No, I'm not actually that excited about this. Sometimes as a beginning farmer I have to do things to build the farm that I do not intend to sustain. I could even go so far to say I'm not proud of these practices, but that would imply feelings of shame, and that wouldn't be accurate. In fact, I am satisfied that I can utilize an array of farming tools and techniques to help me save time and money and even have positive affects on the harvests.
Using black plastic as a soil covering mulch is one such practice. Laying it out tightly on a newly tilled bed significantly warms the soil and eliminates weeds, resulting in an earlier harvest that can be larger and more abundant. We will put all the tomatoes, peppers and eggplants on the black plastic mulch this year.

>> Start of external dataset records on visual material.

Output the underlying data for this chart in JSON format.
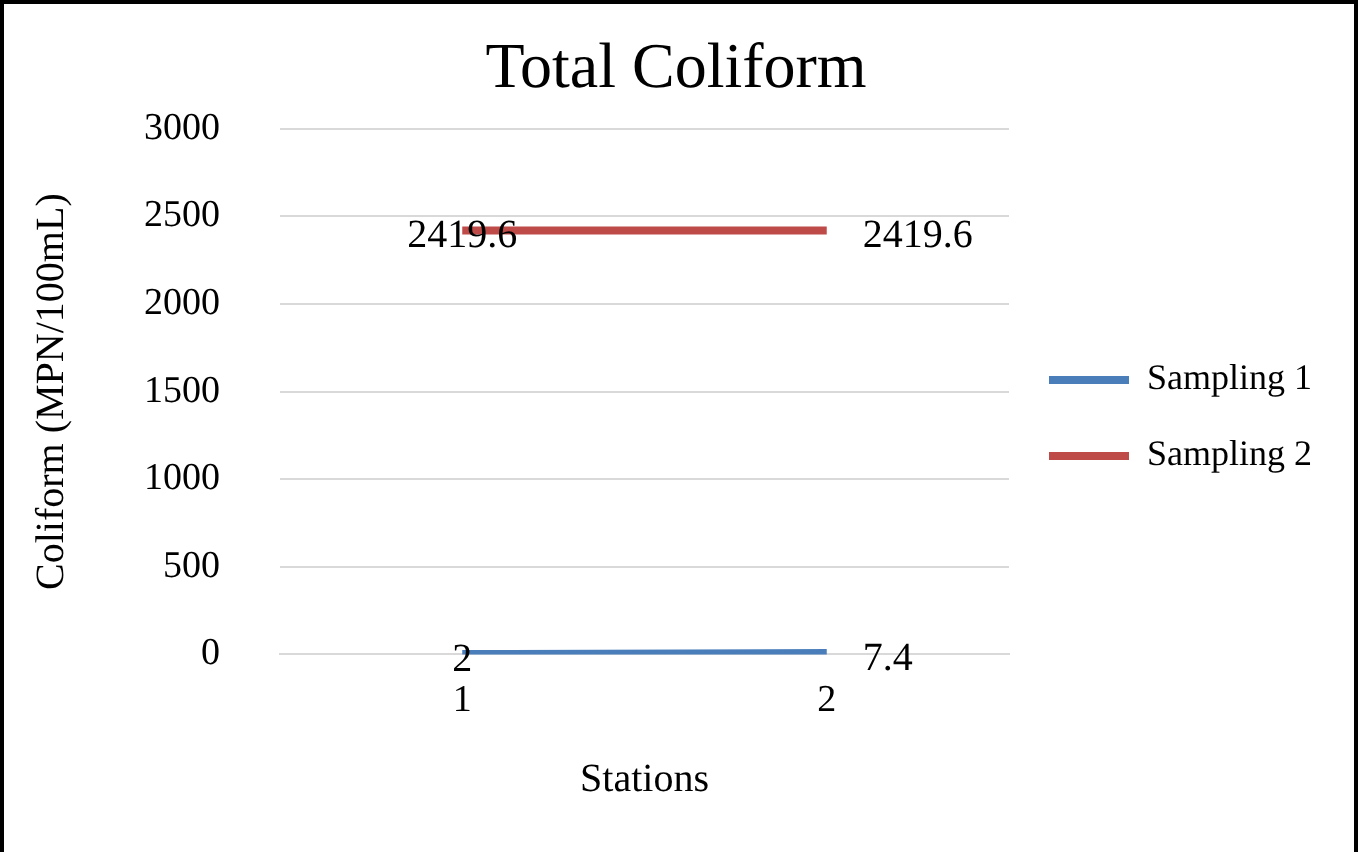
{
  "chart_data": {
    "type": "line",
    "title": "Total Coliform",
    "xlabel": "Stations",
    "ylabel": "Coliform (MPN/100mL)",
    "categories": [
      "1",
      "2"
    ],
    "series": [
      {
        "name": "Sampling 1",
        "color": "#4a7ebb",
        "values": [
          2,
          7.4
        ]
      },
      {
        "name": "Sampling 2",
        "color": "#be4b48",
        "values": [
          2419.6,
          2419.6
        ]
      }
    ],
    "ylim": [
      0,
      3000
    ],
    "yticks": [
      0,
      500,
      1000,
      1500,
      2000,
      2500,
      3000
    ],
    "grid": "y",
    "legend": "right",
    "data_labels": true
  }
}
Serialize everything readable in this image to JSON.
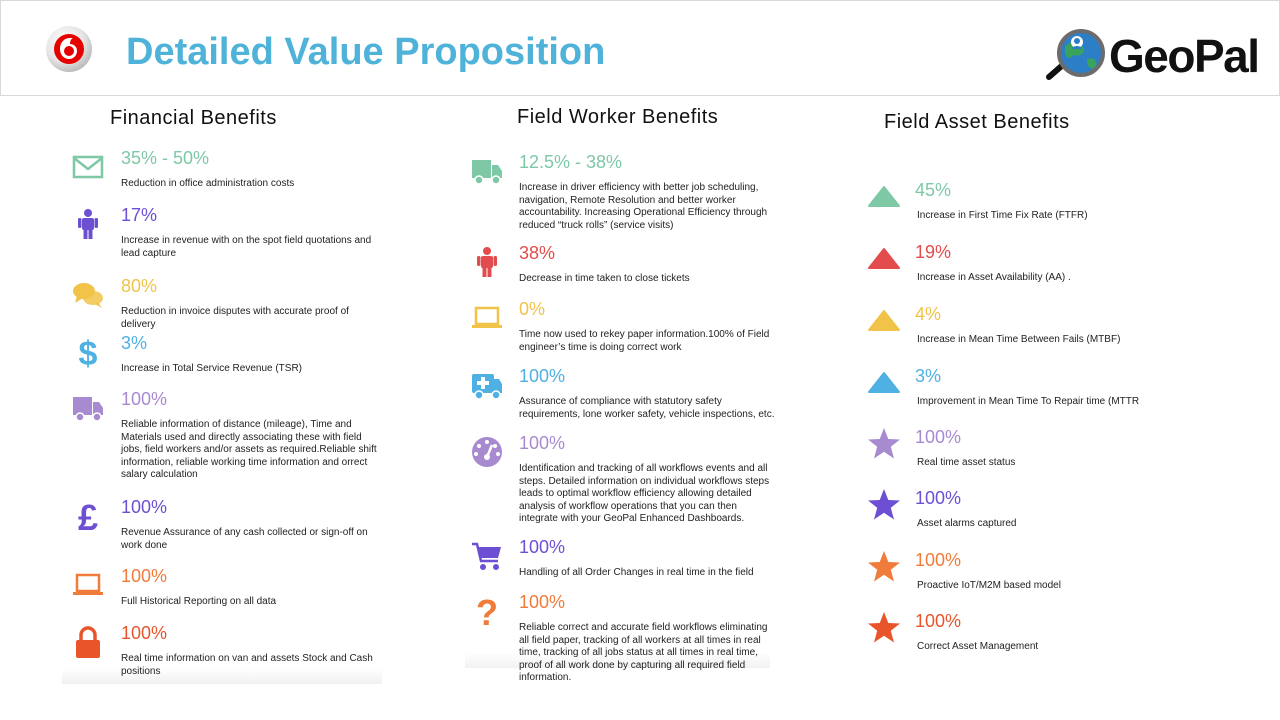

By laying alfalfa hay in the paths between beds, we can keep weeds down and build soil as it decomposes.
This week I am feeling like things are going according to schedule. The weather seems to have stabilized and we should be past the freezing night temperatures of last week. (Hopefully since I am itching to get tomatoes planted on this plastic!) Transplanting Broccoli, Cauliflower, Cabbage, Kale, Leeks and other spring seedlings will be completed this week.
This is intern Gretchen's first full week on the farm and she has already experienced what its like to farm in a crazy Central New York Spring!